С этого момента ситуация вышла из-под контроля. Тедди запел в полный голос очень реалистично звучащую боевую песнь зулусов. Фокс, используя момент, передвинулся и занял позицию между администратором и выходом. Потом он вдруг отшвырнул свой пюпитр, стиснул администратора в медвежьих объятиях и поднял его на воздух.
— Бегите, детки! — крикнул он. — Бегите!
И мы побежали — к выходу, вниз по ступенькам и по тротуару к такси. Тедди несся впереди со скоростью и силой перепуганного черного носорога, одного из вымирающих видов, живущих в саванне. Это было прекрасное зрелище: человек таких габаритов несется вперед, как стрела, направленная прямо в сердце свободы. Совсем запыхавшись, я еле сумел догнать его и перенаправить на заднее сидение такси.

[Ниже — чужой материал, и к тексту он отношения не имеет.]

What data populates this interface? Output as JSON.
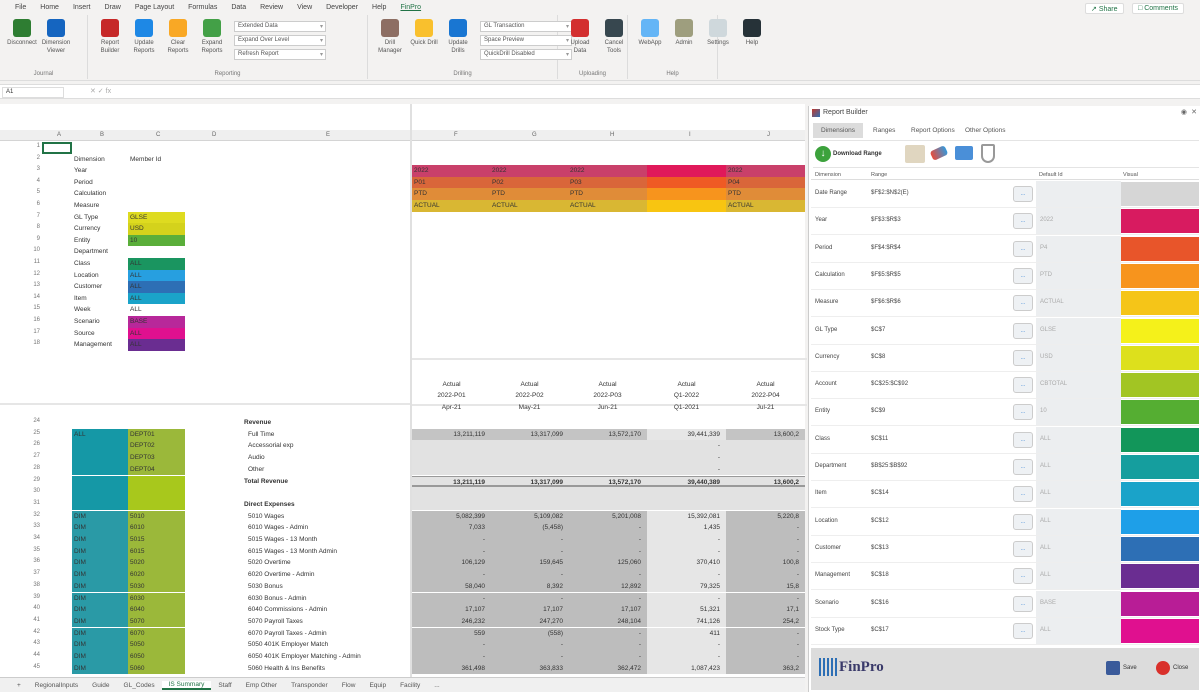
{
  "menu": {
    "tabs": [
      "File",
      "Home",
      "Insert",
      "Draw",
      "Page Layout",
      "Formulas",
      "Data",
      "Review",
      "View",
      "Developer",
      "Help",
      "FinPro"
    ],
    "active": "FinPro",
    "share": "Share",
    "comments": "Comments"
  },
  "ribbon": {
    "groups": [
      {
        "label": "Journal",
        "buttons": [
          "Disconnect",
          "Dimension Viewer"
        ]
      },
      {
        "label": "Reporting",
        "buttons": [
          "Report Builder",
          "Update Reports",
          "Clear Reports",
          "Expand Reports"
        ],
        "dropdowns": [
          "Extended Data",
          "Expand Over Level",
          "Refresh Report"
        ]
      },
      {
        "label": "Drilling",
        "buttons": [
          "Drill Manager",
          "Quick Drill",
          "Update Drills"
        ],
        "dropdowns": [
          "GL Transaction",
          "Space Preview",
          "QuickDrill Disabled"
        ]
      },
      {
        "label": "Uploading",
        "buttons": [
          "Upload Data",
          "Cancel Tools"
        ]
      },
      {
        "label": "Help",
        "buttons": [
          "WebApp",
          "Admin",
          "Settings",
          "Help"
        ]
      }
    ]
  },
  "formula_bar": {
    "name_box": "A1",
    "value": ""
  },
  "sheet": {
    "left_columns": [
      "A",
      "B",
      "C",
      "D",
      "E"
    ],
    "right_columns": [
      "F",
      "G",
      "H",
      "I",
      "J"
    ],
    "dimension_header": "Dimension",
    "member_header": "Member Id",
    "dimensions": [
      {
        "row": 3,
        "label": "Year",
        "value": "",
        "color": ""
      },
      {
        "row": 4,
        "label": "Period",
        "value": "",
        "color": ""
      },
      {
        "row": 5,
        "label": "Calculation",
        "value": "",
        "color": ""
      },
      {
        "row": 6,
        "label": "Measure",
        "value": "",
        "color": ""
      },
      {
        "row": 7,
        "label": "GL Type",
        "value": "GLSE",
        "color": "#dedb20"
      },
      {
        "row": 8,
        "label": "Currency",
        "value": "USD",
        "color": "#d4d21c"
      },
      {
        "row": 9,
        "label": "Entity",
        "value": "10",
        "color": "#5aae3a"
      },
      {
        "row": 10,
        "label": "Department",
        "value": "",
        "color": ""
      },
      {
        "row": 11,
        "label": "Class",
        "value": "ALL",
        "color": "#1a9560"
      },
      {
        "row": 12,
        "label": "Location",
        "value": "ALL",
        "color": "#279fe0"
      },
      {
        "row": 13,
        "label": "Customer",
        "value": "ALL",
        "color": "#2d6fb5"
      },
      {
        "row": 14,
        "label": "Item",
        "value": "ALL",
        "color": "#1aa3c9"
      },
      {
        "row": 15,
        "label": "Week",
        "value": "ALL",
        "color": ""
      },
      {
        "row": 16,
        "label": "Scenario",
        "value": "BASE",
        "color": "#b8289a"
      },
      {
        "row": 17,
        "label": "Source",
        "value": "ALL",
        "color": "#e0108f"
      },
      {
        "row": 18,
        "label": "Management",
        "value": "ALL",
        "color": "#6a2d91"
      }
    ],
    "period_columns": [
      {
        "year": "2022",
        "period": "P01",
        "calc": "PTD",
        "measure": "ACTUAL",
        "h1": "Actual",
        "h2": "2022-P01",
        "h3": "Apr-21",
        "vivid": false
      },
      {
        "year": "2022",
        "period": "P02",
        "calc": "PTD",
        "measure": "ACTUAL",
        "h1": "Actual",
        "h2": "2022-P02",
        "h3": "May-21",
        "vivid": false
      },
      {
        "year": "2022",
        "period": "P03",
        "calc": "PTD",
        "measure": "ACTUAL",
        "h1": "Actual",
        "h2": "2022-P03",
        "h3": "Jun-21",
        "vivid": false
      },
      {
        "year": "",
        "period": "",
        "calc": "",
        "measure": "",
        "h1": "Actual",
        "h2": "Q1-2022",
        "h3": "Q1-2021",
        "vivid": true
      },
      {
        "year": "2022",
        "period": "P04",
        "calc": "PTD",
        "measure": "ACTUAL",
        "h1": "Actual",
        "h2": "2022-P04",
        "h3": "Jul-21",
        "vivid": false
      }
    ],
    "band_colors_muted": [
      "#c9406a",
      "#d9663a",
      "#e08c38",
      "#d9b733"
    ],
    "band_colors_vivid": [
      "#e0195a",
      "#ef5a24",
      "#f7941d",
      "#f8c511"
    ],
    "lines": [
      {
        "row": 24,
        "a": "",
        "c": "",
        "label": "Revenue",
        "bold": true,
        "values": [
          "",
          "",
          "",
          "",
          ""
        ],
        "shade": "none"
      },
      {
        "row": 25,
        "a": "ALL",
        "c": "DEPT01",
        "label": "Full Time",
        "bold": false,
        "values": [
          "13,211,119",
          "13,317,099",
          "13,572,170",
          "39,441,339",
          "13,600,2"
        ],
        "shade": "dark"
      },
      {
        "row": 26,
        "a": "",
        "c": "DEPT02",
        "label": "Accessorial exp",
        "bold": false,
        "values": [
          "",
          "",
          "",
          "-",
          ""
        ],
        "shade": "light"
      },
      {
        "row": 27,
        "a": "",
        "c": "DEPT03",
        "label": "Audio",
        "bold": false,
        "values": [
          "",
          "",
          "",
          "-",
          ""
        ],
        "shade": "light"
      },
      {
        "row": 28,
        "a": "",
        "c": "DEPT04",
        "label": "Other",
        "bold": false,
        "values": [
          "",
          "",
          "",
          "-",
          ""
        ],
        "shade": "light"
      },
      {
        "row": 29,
        "a": "",
        "c": "",
        "label": "Total Revenue",
        "bold": true,
        "values": [
          "13,211,119",
          "13,317,099",
          "13,572,170",
          "39,440,389",
          "13,600,2"
        ],
        "shade": "total"
      },
      {
        "row": 30,
        "a": "",
        "c": "",
        "label": "",
        "bold": false,
        "values": [
          "",
          "",
          "",
          "",
          ""
        ],
        "shade": "light"
      },
      {
        "row": 31,
        "a": "",
        "c": "",
        "label": "Direct Expenses",
        "bold": true,
        "values": [
          "",
          "",
          "",
          "",
          ""
        ],
        "shade": "light"
      },
      {
        "row": 32,
        "a": "DIM",
        "c": "5010",
        "label": "5010 Wages",
        "bold": false,
        "values": [
          "5,082,399",
          "5,109,082",
          "5,201,008",
          "15,392,081",
          "5,220,8"
        ],
        "shade": "exp"
      },
      {
        "row": 33,
        "a": "DIM",
        "c": "6010",
        "label": "6010 Wages - Admin",
        "bold": false,
        "values": [
          "7,033",
          "(5,458)",
          "-",
          "1,435",
          "-"
        ],
        "shade": "exp"
      },
      {
        "row": 34,
        "a": "DIM",
        "c": "5015",
        "label": "5015 Wages - 13 Month",
        "bold": false,
        "values": [
          "-",
          "-",
          "-",
          "-",
          "-"
        ],
        "shade": "exp"
      },
      {
        "row": 35,
        "a": "DIM",
        "c": "6015",
        "label": "6015 Wages - 13 Month Admin",
        "bold": false,
        "values": [
          "-",
          "-",
          "-",
          "-",
          "-"
        ],
        "shade": "exp"
      },
      {
        "row": 36,
        "a": "DIM",
        "c": "5020",
        "label": "5020 Overtime",
        "bold": false,
        "values": [
          "106,129",
          "159,645",
          "125,060",
          "370,410",
          "100,8"
        ],
        "shade": "exp"
      },
      {
        "row": 37,
        "a": "DIM",
        "c": "6020",
        "label": "6020 Overtime - Admin",
        "bold": false,
        "values": [
          "-",
          "-",
          "-",
          "-",
          "-"
        ],
        "shade": "exp"
      },
      {
        "row": 38,
        "a": "DIM",
        "c": "5030",
        "label": "5030 Bonus",
        "bold": false,
        "values": [
          "58,040",
          "8,392",
          "12,892",
          "79,325",
          "15,8"
        ],
        "shade": "exp"
      },
      {
        "row": 39,
        "a": "DIM",
        "c": "6030",
        "label": "6030 Bonus - Admin",
        "bold": false,
        "values": [
          "-",
          "-",
          "-",
          "-",
          "-"
        ],
        "shade": "exp"
      },
      {
        "row": 40,
        "a": "DIM",
        "c": "6040",
        "label": "6040 Commissions - Admin",
        "bold": false,
        "values": [
          "17,107",
          "17,107",
          "17,107",
          "51,321",
          "17,1"
        ],
        "shade": "exp"
      },
      {
        "row": 41,
        "a": "DIM",
        "c": "5070",
        "label": "5070 Payroll Taxes",
        "bold": false,
        "values": [
          "246,232",
          "247,270",
          "248,104",
          "741,126",
          "254,2"
        ],
        "shade": "exp"
      },
      {
        "row": 42,
        "a": "DIM",
        "c": "6070",
        "label": "6070 Payroll Taxes - Admin",
        "bold": false,
        "values": [
          "559",
          "(558)",
          "-",
          "411",
          "-"
        ],
        "shade": "exp"
      },
      {
        "row": 43,
        "a": "DIM",
        "c": "5050",
        "label": "5050 401K Employer Match",
        "bold": false,
        "values": [
          "-",
          "-",
          "-",
          "-",
          "-"
        ],
        "shade": "exp"
      },
      {
        "row": 44,
        "a": "DIM",
        "c": "6050",
        "label": "6050 401K Employer Matching - Admin",
        "bold": false,
        "values": [
          "-",
          "-",
          "-",
          "-",
          "-"
        ],
        "shade": "exp"
      },
      {
        "row": 45,
        "a": "DIM",
        "c": "5060",
        "label": "5060 Health & Ins Benefits",
        "bold": false,
        "values": [
          "361,498",
          "363,833",
          "362,472",
          "1,087,423",
          "363,2"
        ],
        "shade": "exp"
      }
    ],
    "tabs": [
      "+",
      "RegionalInputs",
      "Guide",
      "GL_Codes",
      "IS Summary",
      "Staff",
      "Emp Other",
      "Transponder",
      "Flow",
      "Equip",
      "Facility",
      "..."
    ],
    "active_tab": "IS Summary"
  },
  "panel": {
    "title": "Report Builder",
    "tabs": [
      "Dimensions",
      "Ranges",
      "Report Options",
      "Other Options"
    ],
    "download_label": "Download Range",
    "headers": {
      "dimension": "Dimension",
      "range": "Range",
      "default": "Default Id",
      "visual": "Visual"
    },
    "rows": [
      {
        "dimension": "Date Range",
        "range": "$F$2:$N$2(E)",
        "default": "",
        "color": "#d6d6d6"
      },
      {
        "dimension": "Year",
        "range": "$F$3:$R$3",
        "default": "2022",
        "color": "#d81b60"
      },
      {
        "dimension": "Period",
        "range": "$F$4:$R$4",
        "default": "P4",
        "color": "#e8552a"
      },
      {
        "dimension": "Calculation",
        "range": "$F$5:$R$5",
        "default": "PTD",
        "color": "#f7941d"
      },
      {
        "dimension": "Measure",
        "range": "$F$6:$R$6",
        "default": "ACTUAL",
        "color": "#f5c518"
      },
      {
        "dimension": "GL Type",
        "range": "$C$7",
        "default": "GLSE",
        "color": "#f5f11a"
      },
      {
        "dimension": "Currency",
        "range": "$C$8",
        "default": "USD",
        "color": "#dde01c"
      },
      {
        "dimension": "Account",
        "range": "$C$25:$C$92",
        "default": "CBTOTAL",
        "color": "#a2c523"
      },
      {
        "dimension": "Entity",
        "range": "$C$9",
        "default": "10",
        "color": "#55ae32"
      },
      {
        "dimension": "Class",
        "range": "$C$11",
        "default": "ALL",
        "color": "#12965a"
      },
      {
        "dimension": "Department",
        "range": "$B$25:$B$92",
        "default": "ALL",
        "color": "#159e9e"
      },
      {
        "dimension": "Item",
        "range": "$C$14",
        "default": "ALL",
        "color": "#1aa3c9"
      },
      {
        "dimension": "Location",
        "range": "$C$12",
        "default": "ALL",
        "color": "#1e9fe8"
      },
      {
        "dimension": "Customer",
        "range": "$C$13",
        "default": "ALL",
        "color": "#2d6fb5"
      },
      {
        "dimension": "Management",
        "range": "$C$18",
        "default": "ALL",
        "color": "#6a2d91"
      },
      {
        "dimension": "Scenario",
        "range": "$C$16",
        "default": "BASE",
        "color": "#b81d96"
      },
      {
        "dimension": "Stock Type",
        "range": "$C$17",
        "default": "ALL",
        "color": "#e0108f"
      }
    ],
    "row_button": "...",
    "logo": "FinPro",
    "save_label": "Save",
    "close_label": "Close"
  }
}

Я дал таксисту сорок долларов.
— Куда его? — спросил тот.
— Куда угодно, — ответил я. — К статуе Свободы.
Машина тронулась, и я увидел широкую, очень мирную улыбку на лице Тедди. Он просунул свою здоровенную голову в окно и посмотрел на меня.
— Спасибо, человек! — крикнул он.
Я проводил такси взглядом, пока оно не скрылось. Потом оглянулся, ища Клайд. Но ее не было.
X
Есть женщины, которые выглядят еще прекраснее, когда плачут, и именно такой была Клайд.
Втиснув Тедди на заднее сидение такси, я пытался разыскать ее на улице, но тщетно. Пришлось, скрепя сердце, снова влиться в гущу толпы, собравшейся у входа. Я осторожно заглянул внутрь больницы через стекло. Теперь там роились полицейские, и центром их роения был некто доктор Файнтуш. Он стоял посередине вестибюля и, очевидно, пытался проложить себе путь к свободе при помощи языка. Но в этой ситуации его язык был бессилен.